End of year figures will show that they spend around €15 billion in 2008, down from €45 billion in 2007 and down 73% from the peak of €54.4 billion in 2006, according to Savills Ireland.
Savills say it is vital that the government and the banks take immediate action to solve the lack of liquidity that is crippling both the residential and commercial property markets.
Deterioration in market conditions this year has outweighed all expectations with the pace and impact unforeseen by most experts, the Property Outlook report from Savills says.
There are signs that something will be done to recapitalise the Irish banking sector but every day that goes by puts more companies out business, pushes up unemployment, reduces tax revenue and brings us deeper into recession, it adds.

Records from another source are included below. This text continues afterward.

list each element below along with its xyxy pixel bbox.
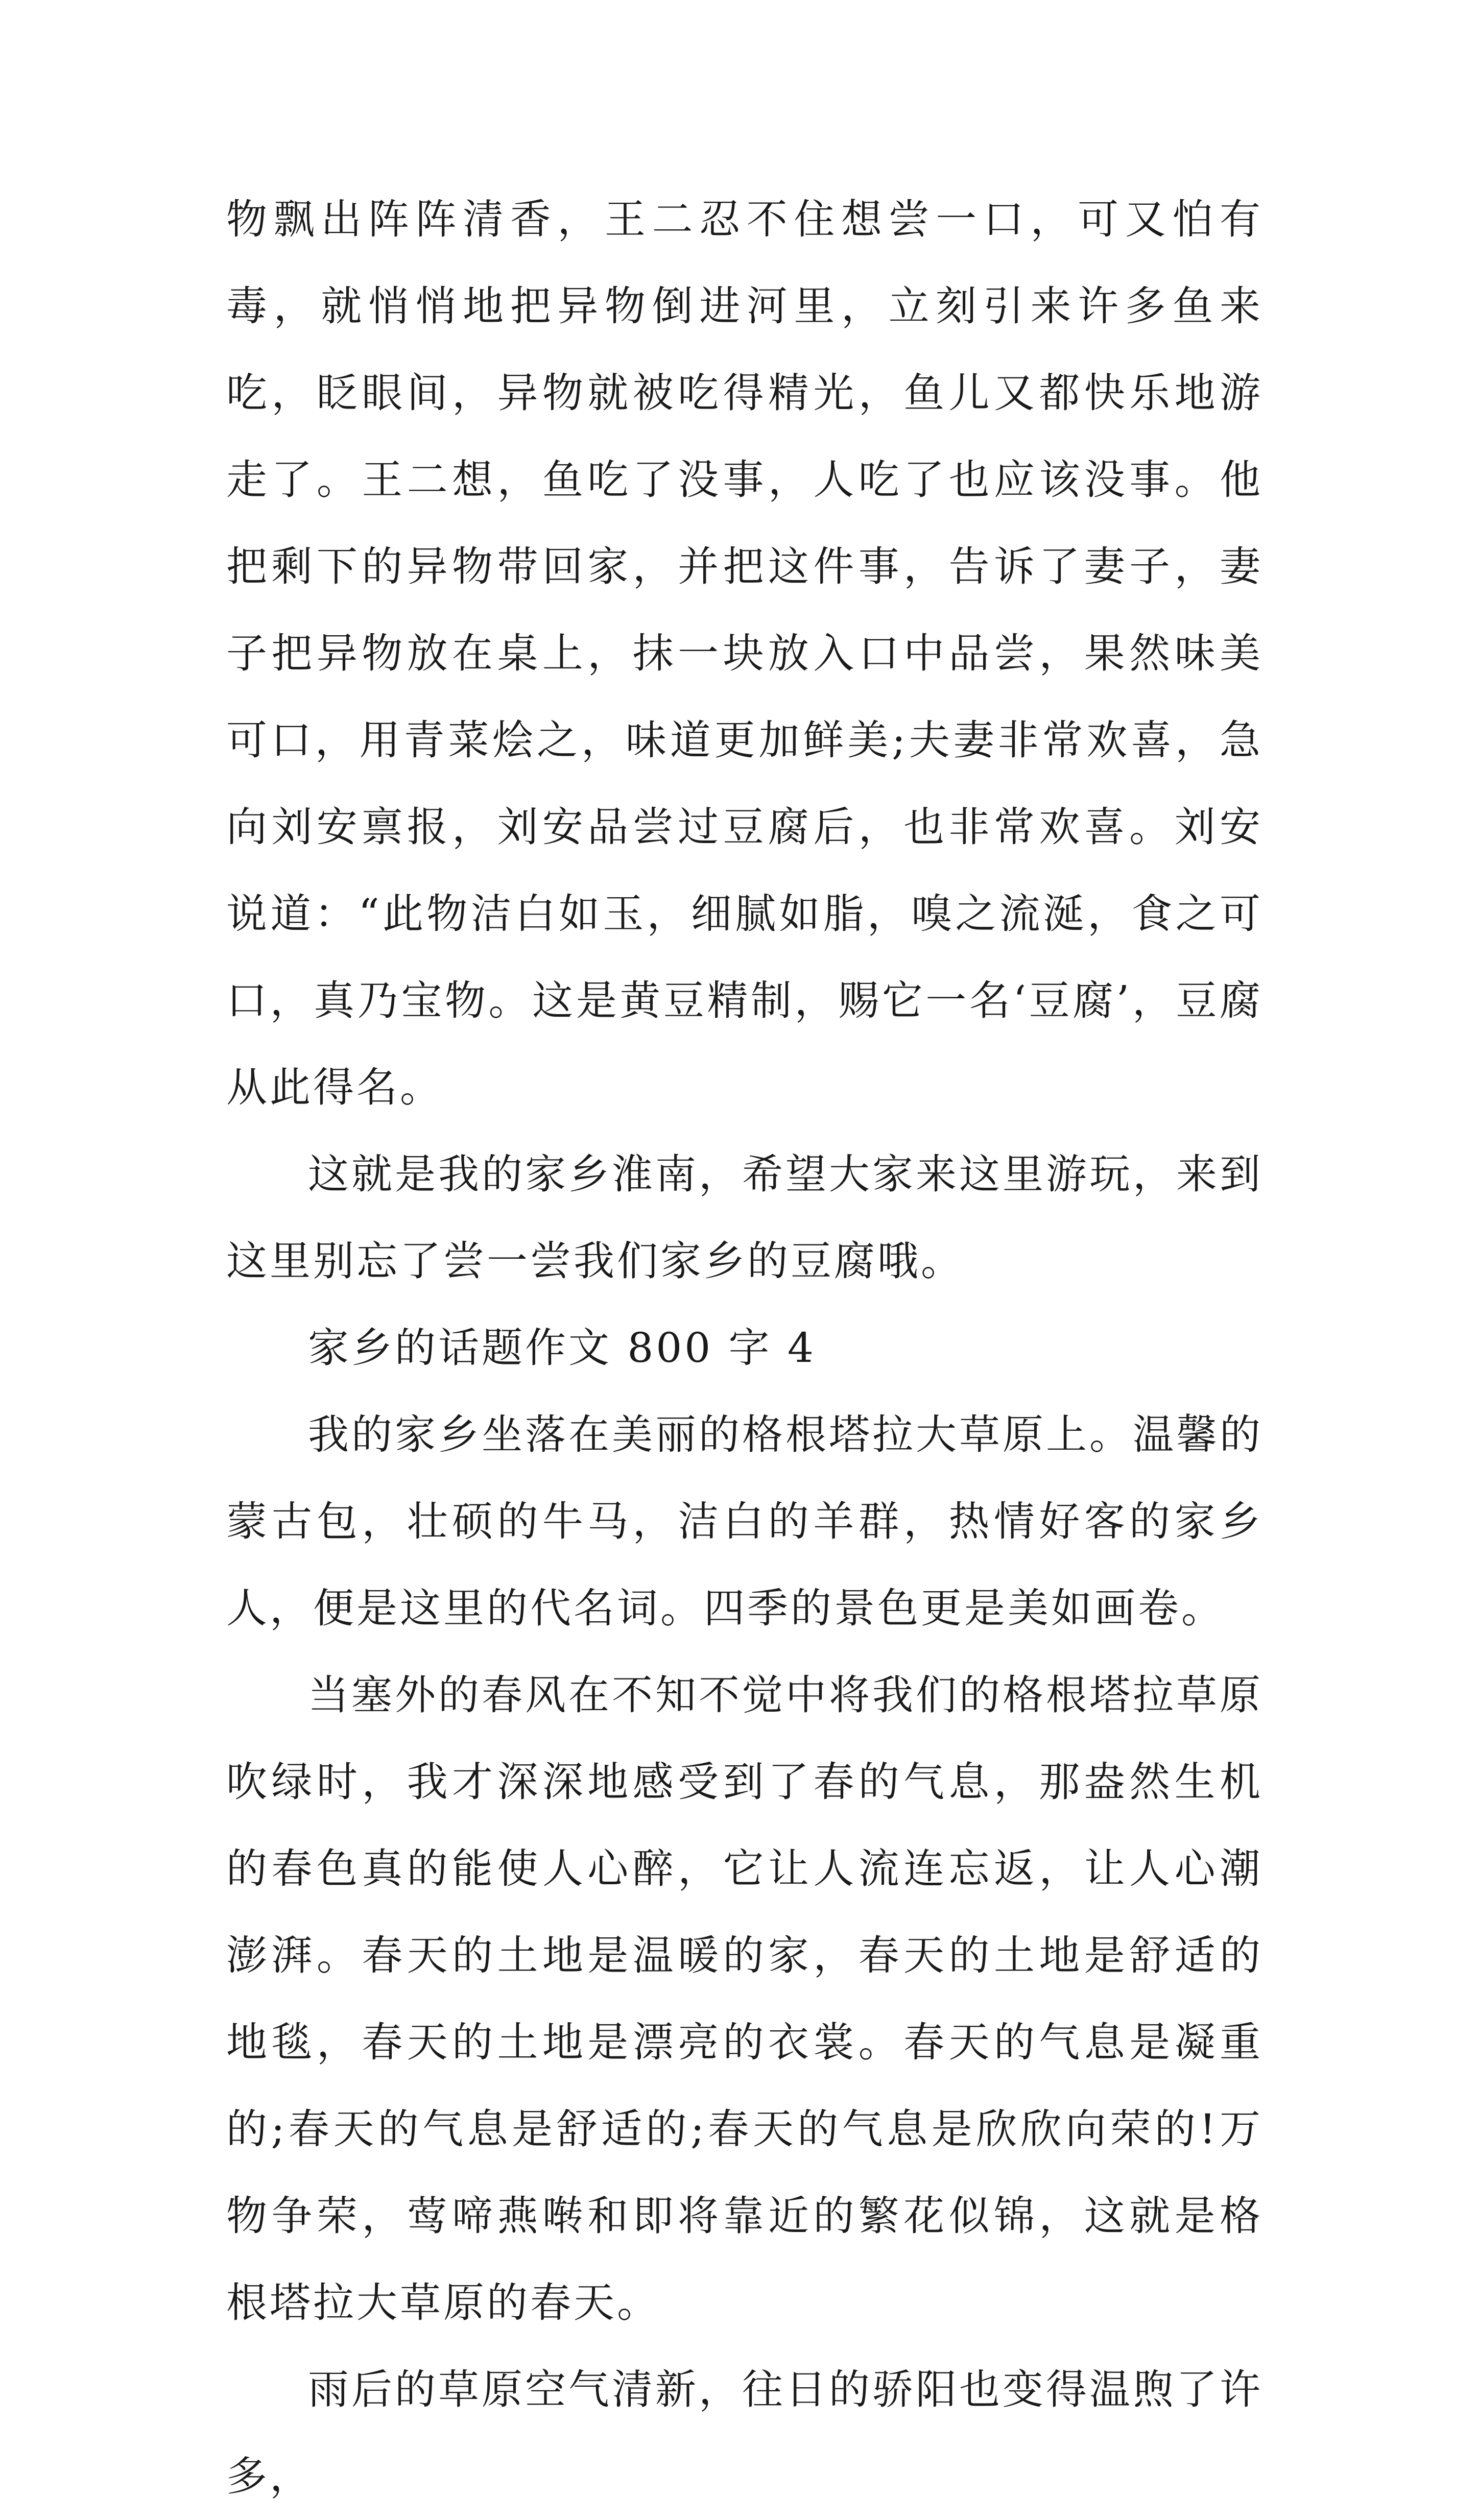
- paragraph-huainan-conclusion: 这就是我的家乡淮南，希望大家来这里游玩，来到这里别忘了尝一尝我们家乡的豆腐哦。: [226, 1150, 1263, 1285]
- paragraph-spring: 当塞外的春风在不知不觉中将我们的格根塔拉草原吹绿时，我才深深地感受到了春的气息，那盎然生机的春色真的能使人心醉，它让人流连忘返，让人心潮澎湃。春天的土地是温暖的家，春天的土地是舒适的地毯，春天的土地是漂亮的衣裳。春天的气息是凝重的;春天的气息是舒适的;春天的气息是欣欣向荣的!万物争荣，莺啼燕啭和即将靠近的繁花似锦，这就是格根塔拉大草原的春天。: [226, 1671, 1263, 2326]
- paragraph-after-rain: 雨后的草原空气清新，往日的骄阳也变得温煦了许多，: [226, 2366, 1263, 2500]
- document-body: [226, 176, 1263, 2520]
- paragraph-tofu-story: 物飘出阵阵清香，王二忍不住想尝一口，可又怕有毒，就悄悄地把异物倒进河里，立刻引来许多鱼来吃，眨眼间，异物就被吃得精光，鱼儿又都快乐地游走了。王二想，鱼吃了没事，人吃了也应该没事。他把剩下的异物带回家，并把这件事，告诉了妻子，妻子把异物放在桌上，抹一块放入口中品尝，果然味美可口，用青菜烩之，味道更加鲜美;夫妻非常欢喜，急向刘安禀报，刘安品尝过豆腐后，也非常欢喜。刘安说道：“此物洁白如玉，细腻如脂，嗅之流涎，食之可口，真乃宝物。这是黄豆精制，赐它一名‘豆腐’，豆腐从此得名。: [226, 196, 1263, 1111]
- paragraph-grassland-intro: 我的家乡坐落在美丽的格根塔拉大草原上。温馨的蒙古包，壮硕的牛马，洁白的羊群，热情好客的家乡人，便是这里的代名词。四季的景色更是美如画卷。: [226, 1411, 1263, 1632]
- section-heading: 家乡的话题作文 800 字 4: [308, 1324, 816, 1372]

The evidence of the huge decline in spending is clear across all sectors of the property market and is most obvious in the new homes area. The total spend on new homes is expected to fall from an estimated €23 billion in 2007 to just €6 billion this year.
Spend in the Irish investment market is expected to be down as much as 75% from last year's €2 billion. Spend on domestic land is expected to fall by a staggering 80%. These numbers reflect both the fall in volumes of deals being done and also obviously a significant drop in the value of individual deals being done, the report points out.
In the new homes as in the second hand market, prices have fallen by as much as 30% this year and maybe more if looked at on an individual basis. The development of new homes has come to a virtual stand-still.
'We estimate that at most 25,000 new homes will be built next year. We expect that supply and demand factors have pushed prices close to the bottom and that by mid 2009, prices will have stabilised. What is needed then is a period of at least six months to a year of price stability to allow buyer confidence to be restored which will in turn increase activity levels,' said Joan Henry, head of research at Savills Ireland.
In the office market tenant demand has fallen significantly and rents, particularly for second hand or poorly located space, have dropped. Take-up in 2008 is expected to be close to 180,000 square metres, which although significantly below the 2007 level, is still a good rate. In suburban markets there is a rise in the level of over supply and rents remain very competitive.
The main positive note from the report is that the market is expected to have bottomed out by 2009. 'Given the extent of the adjustment in the property market and the pain being taken this year, coupled with decisive action by central banks to free up the liquidity situation, we expect the market to bottom out by 2009 and for activity levels to pick up throughout next year, albeit at considerably lower values and volumes,' concludes Henry.